Two prototypes were ordered on May 3, 1957, plus 16 F8U-3s on January 16, 1958, and the first prototype flew June 2, 1958, just six days after rival McDonnell’s Phan­tom. A modified J75-P-6 credited with 29,000-pounds thrust powered the first F8U-3, the next was flown Sep­tem­ber 27 with a 24,500-pound thrust J75-P-5, and a J57-P-8 was scheduled for production aircraft. A proposed auxiliary rocket to be mounted at the tail fin’s base was tested on two FJ-4F Fury conversions, but was cancelled before the F8U-3 was flown.
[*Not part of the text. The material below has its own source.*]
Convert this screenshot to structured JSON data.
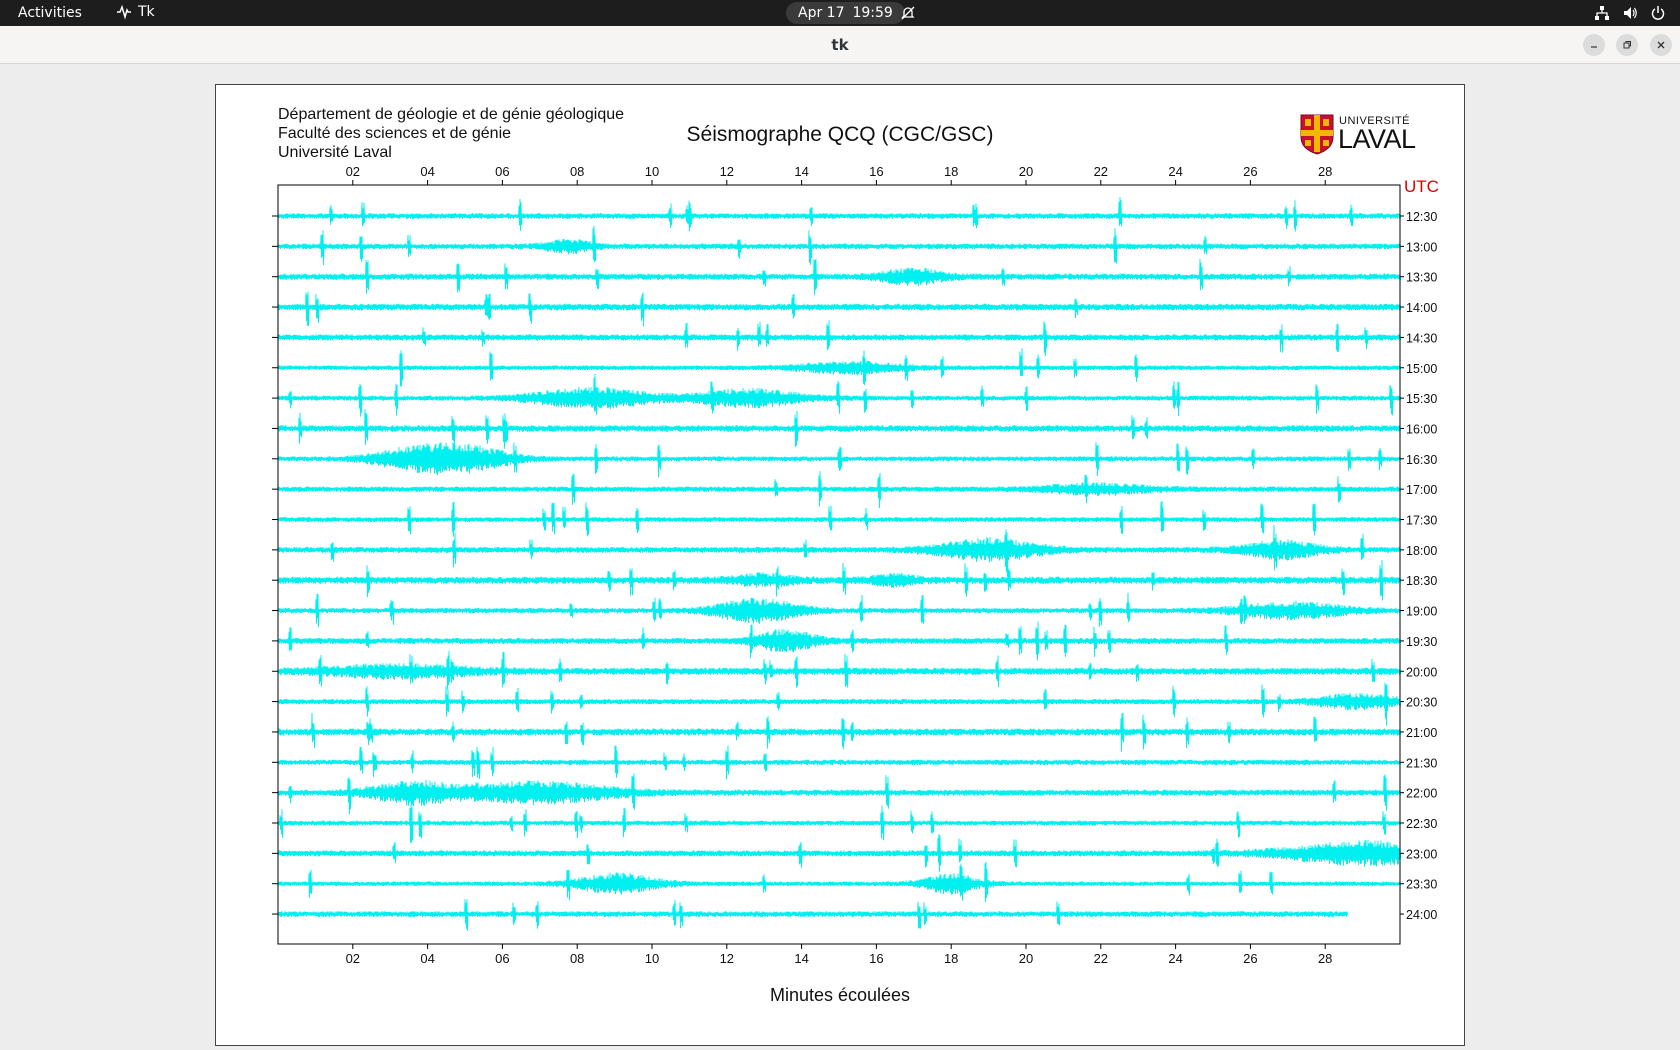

During flight tests a speed of Mach 2.39 (1,600 mph) was obtained, and only the windshield’s heat limitation prevented higher speeds. Full performance data is not available, but test pilots reported the F8U-3 a very maneuverable, superior fighter. By December 1958, however, the Navy had chosen the more versatile rival F4H-l for the mission, the Vought contract was canceled, and only the third F8U-3 was flown before termination.

The F-4 Phantom II
McDonnell’s Phantom II successfully opened the era of the Mach 2 missile-launching fighter and became the most widely used American supersonic fighter, despite its design as a specialized carrier aircraft.

Two prototypes had, in fact, been ordered in an Octo­ber 18, 1954, letter contract as twin-engine AH-l attack aircraft, but on May 26, 1955, they were redesignated F4H-l all-weather fighters, and a second crewman, the radar intercept officer (RIO) was added. McDONNELL F4H-l (F-4A)

The first F4H-l (X prefixes were no longer used on prototypes intended for production) flew May 27, 1958, at St. Louis, piloted by Robert C. Little. Two General Electric J79-GE-3A engines had variable area intakes with flat ramps to shear away the boundary layer from the forward fuselage. The 45-degree swept wing had 12-degree dihedral on the folding outer panel, and 23-degree anhedral on the one-piece stabilator aided stability. Four 400-pound Sparrow III radar missiles recessed under the fuselage had a ten-mile range, while four 200-pound heat-homing Side­winders (two-mile range), or two more Sparrows, could be added under the outboard wing pylons.

The Navy chose the reliability and weapons potential of the twin-engine, two-seat Phantom II over the single-place F8U-3, so competitive tests resulted in a developmental contract for the St. Louis company by December 17, 1958. Eighteen aircraft delivered by November 1959, with 16,500-pound thrust J79-GE-2 engines and APQ-50 radar with a 24-inch dish in the nose, were followed by 29, accepted from May 1960 to June 1961, whose APQ-72 radar had a 32-inch dish. These aircraft were used for tests and training, joining VF-121 at NAS Miramar in December 1960.